For the second time in three games this season, Virginia Tech’s offense stalled repeatedly in scoring position and failed in short yardage.
“We moved the ball all day,” quarterback Logan Thomas said after Saturday’s 35-17 loss to unranked Pittsburgh. “We got inside their 40 and then we just stopped and sputtered. I don’t know what it was. … but when we got inside (midfield) we just fell apart.”
Indeed, the first six times the Hokies reached midfield or beyond, they produced one measly field goal. The also failed to convert a third-and-1 and fourth-and-1 on consecutive snaps in the third quarter.
Much the same transpired in the season-opener against Georgia Tech. But Thomas’ 140 passing yards in the fourth quarter and a stout defense allowed Virginia Tech to win in overtime.
The defense was anything but stout Saturday, and other than a 44-yard completion to Dyrell Roberts on his first pass and an 85-yard scoring strike to Marcus Davis – he caught the ball at the 25 and ran the final 75 yards – Thomas was pedestrian at best.
He threw a career-high three interceptions, and his 45.2 completion percentage was the second-lowest since he became the starter last season. He was 8-of-20 (40 percent) last year in Week 2 at East Carolina.
“I think some of it was Logan and some of it was his receivers, not being where they’re supposed to be,” coach Frank Beamer said.
Thomas attributed the picks to different causes. The first was tipped by Davis, the second came after his arm was hit, and the third was his bad read.
“They made it tough on us, pressing us up and making us throw into tight windows,” Thomas said.
A running game would help the passing cause, but in two games against the Bowl Subdivision, the Hokies have rushed for 96 yards (Georgia Tech) and 59 (Saturday). The line isn’t blocking well, and starting tailback Michael Holmes is too tentative.
“There’s no question we need to run the ball better,” Beamer said.
Other notes and observations from a loss that ended Tech’s national-best, 13-game road winning streak:
* Linebacker Bruce Taylor was none too pleased with the personal foul penalty he drew for slamming quarterback Tino Sunseri to the ground on a third-and-1 sneak in the third quarter.
“I got until the whistle and I didn’t hear a whistle,” Taylor said. “He was still trying to get forward, so I’m trying to get him down. I didn’t try to overly slam him extra hard or anything like that. If I’m wrong, then tell me. But when they run the ball, they’re a running back. So however you have to get him down, you have to get him down.”

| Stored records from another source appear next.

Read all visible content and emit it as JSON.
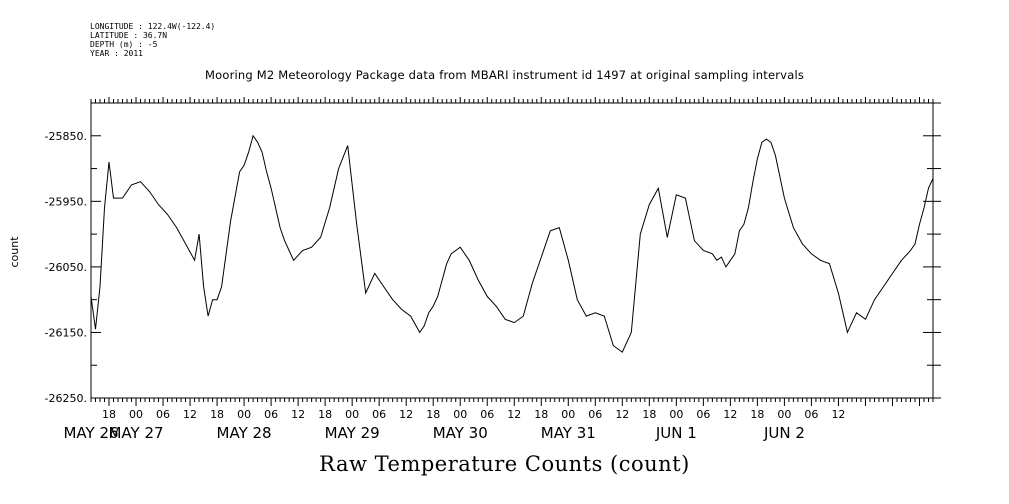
{
  "header": {
    "meta_lines": [
      "LONGITUDE : 122.4W(-122.4)",
      "LATITUDE : 36.7N",
      "DEPTH (m) : -5",
      "YEAR : 2011"
    ]
  },
  "chart_data": {
    "type": "line",
    "title": "Mooring M2 Meteorology Package data from MBARI instrument id 1497 at original sampling intervals",
    "xlabel": "Raw Temperature Counts (count)",
    "ylabel": "count",
    "ylim": [
      -26250,
      -25800
    ],
    "yticks": [
      -25850,
      -25950,
      -26050,
      -26150,
      -26250
    ],
    "ytick_labels": [
      "-25850.",
      "-25950.",
      "-26050.",
      "-26150.",
      "-26250."
    ],
    "xlim_hours": [
      14,
      201
    ],
    "xtick_hour_labels": [
      "18",
      "00",
      "06",
      "12",
      "18",
      "00",
      "06",
      "12",
      "18",
      "00",
      "06",
      "12",
      "18",
      "00",
      "06",
      "12",
      "18",
      "00",
      "06",
      "12",
      "18",
      "00",
      "06",
      "12",
      "18",
      "00",
      "06",
      "12"
    ],
    "date_labels": [
      "MAY 26",
      "MAY 27",
      "MAY 28",
      "MAY 29",
      "MAY 30",
      "MAY 31",
      "JUN  1",
      "JUN  2"
    ],
    "grid": false,
    "x_units": "hours since 2011-05-26 00:00",
    "x": [
      14,
      15,
      16,
      17,
      18,
      19,
      21,
      23,
      25,
      27,
      29,
      31,
      33,
      35,
      37,
      38,
      39,
      40,
      41,
      42,
      43,
      45,
      47,
      48,
      49,
      50,
      51,
      52,
      53,
      54,
      55,
      56,
      57,
      58,
      59,
      61,
      63,
      65,
      67,
      69,
      71,
      73,
      75,
      77,
      79,
      81,
      83,
      85,
      87,
      88,
      89,
      90,
      91,
      92,
      93,
      94,
      96,
      98,
      100,
      102,
      104,
      106,
      108,
      110,
      112,
      114,
      116,
      118,
      120,
      122,
      124,
      126,
      128,
      130,
      132,
      134,
      136,
      138,
      140,
      142,
      144,
      146,
      148,
      150,
      152,
      153,
      154,
      155,
      156,
      157,
      158,
      159,
      160,
      161,
      162,
      163,
      164,
      165,
      166,
      168,
      170,
      172,
      174,
      176,
      178,
      180,
      182,
      184,
      186,
      188,
      190,
      192,
      194,
      196,
      197,
      198,
      199,
      200,
      201
    ],
    "y": [
      -26095,
      -26145,
      -26080,
      -25960,
      -25890,
      -25945,
      -25945,
      -25925,
      -25920,
      -25935,
      -25955,
      -25970,
      -25990,
      -26015,
      -26040,
      -26000,
      -26080,
      -26125,
      -26100,
      -26100,
      -26080,
      -25980,
      -25905,
      -25895,
      -25875,
      -25850,
      -25860,
      -25875,
      -25905,
      -25930,
      -25960,
      -25990,
      -26010,
      -26025,
      -26040,
      -26025,
      -26020,
      -26005,
      -25960,
      -25900,
      -25865,
      -25985,
      -26090,
      -26060,
      -26080,
      -26100,
      -26115,
      -26125,
      -26150,
      -26140,
      -26120,
      -26110,
      -26095,
      -26070,
      -26045,
      -26030,
      -26020,
      -26040,
      -26070,
      -26095,
      -26110,
      -26130,
      -26135,
      -26125,
      -26075,
      -26035,
      -25995,
      -25990,
      -26040,
      -26100,
      -26125,
      -26120,
      -26125,
      -26170,
      -26180,
      -26150,
      -26000,
      -25955,
      -25930,
      -26005,
      -25940,
      -25945,
      -26010,
      -26025,
      -26030,
      -26040,
      -26035,
      -26050,
      -26040,
      -26030,
      -25995,
      -25985,
      -25960,
      -25920,
      -25885,
      -25860,
      -25855,
      -25860,
      -25880,
      -25945,
      -25990,
      -26015,
      -26030,
      -26040,
      -26045,
      -26090,
      -26150,
      -26120,
      -26130,
      -26100,
      -26080,
      -26060,
      -26040,
      -26025,
      -26015,
      -25985,
      -25960,
      -25930,
      -25915
    ]
  }
}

Taylor’s mistake was the body slam, and it proved costly. The Panthers took advantage of the subsequent first down and drove to the touchdown that gave them a 28-10 lead.

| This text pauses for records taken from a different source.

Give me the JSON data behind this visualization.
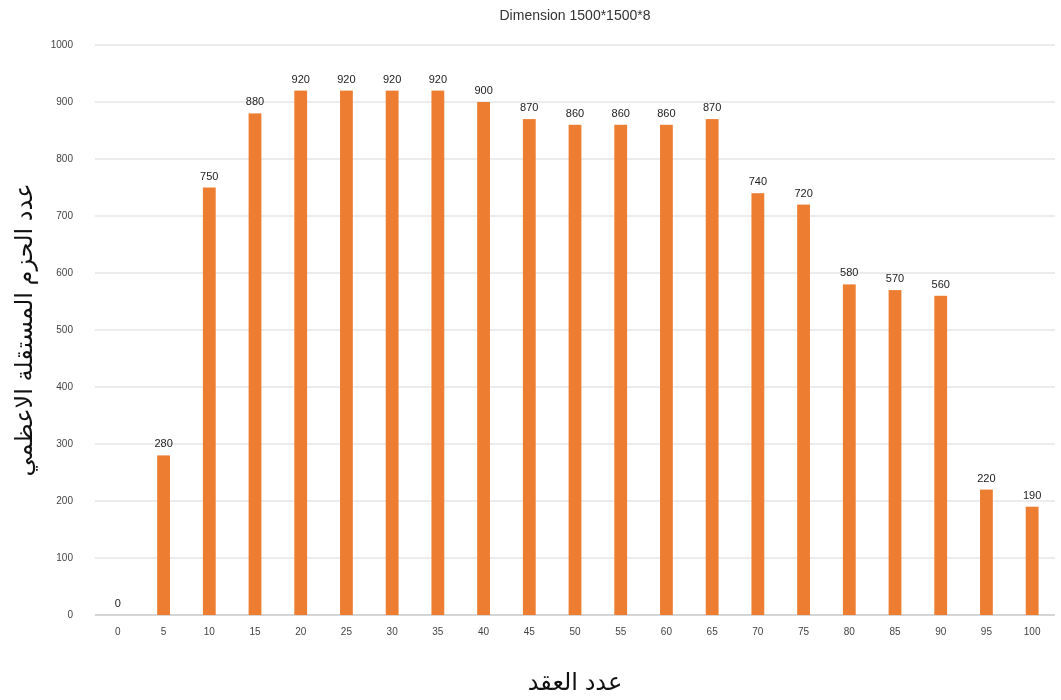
{
  "chart_data": {
    "type": "bar",
    "title": "Dimension 1500*1500*8",
    "xlabel": "عدد العقد",
    "ylabel": "عدد الحزم المستقلة الاعظمي",
    "categories": [
      "0",
      "5",
      "10",
      "15",
      "20",
      "25",
      "30",
      "35",
      "40",
      "45",
      "50",
      "55",
      "60",
      "65",
      "70",
      "75",
      "80",
      "85",
      "90",
      "95",
      "100"
    ],
    "values": [
      0,
      280,
      750,
      880,
      920,
      920,
      920,
      920,
      900,
      870,
      860,
      860,
      860,
      870,
      740,
      720,
      580,
      570,
      560,
      220,
      190
    ],
    "color": "#ed7d31",
    "ylim": [
      0,
      1000
    ],
    "yticks": [
      0,
      100,
      200,
      300,
      400,
      500,
      600,
      700,
      800,
      900,
      1000
    ],
    "grid": "y",
    "data_labels": true
  }
}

* Kyshoen Jarrett’s 94-yard punt return for touchdown was the second-longest in Tech history, 1 yard shy of Frank Loria’s record-setter against Miami in 1967. Ronny VanDyke threw the key block, which leveled Mike Shanahan and Devon Porchia.
“I actually meant to hit the punter,” VanDyke said. “I missed him and actually heard the crowd screaming, so I knew Kyshoen had broke (free). “I turned around and saw 87 (Shanahan) and another number. I just knew if I hit them clean, Kyshoen going to score.”
Since 2000, Tech has won 10 consecutive games against the MAC by margins ranging from 21 to 63 points. But Bowling Green gave Florida fits in their season opener before falling 27-14. The Falcons then defeated Idaho 21-13 before facing league and state rival Toledo on Saturday night.
Through two games, Bowling Green had thrown 87 passes with only 54 rushes. So expect to see plenty of junior quarterback Matt Schilz, a three-year starter who threw for 487 yards, one touchdown and two picks in this season’s first two games.
(Pre-dawn update: Bowling Green lost at Toledo 27-15 on Saturday night, with Schilz completing 24-of-36 passes, but for only 216 yards with an interception and no touchdowns.)
The Pittsburgh Post-Gazette reported Saturday that Steelers Pro Bowl linebacker James Harrison (knee) expects to remain sidelined, creating opportunity for Worilds. Harrison also missed last week’s opener, at Denver, where Worilds split time with Chris Carter.
Nursing a wrist injury that sidelined him throughout preseason, Worilds had two tackles, including a sack.
“It was better than anybody expected,” Worilds told the Post-Gazette about how his wrist responded to game action. “I came in the next day and everything was fine. I definitely think I took a step forward. There were a few plays I wish I had back, but I guess that’s to be expected.”
“I think Jason will get nothing but stronger,” defensive coordinator Dick LeBeau told the Post-Gazette. “He played well in the game.”
* Saturday’s victory is the first for Pitt rookie head coach Paul Chryst after opening losses to Youngstown State and Cincinnati.
“It felt pretty good,” he said. “I got to hear the fight song (in the locker room). It was pretty neat.”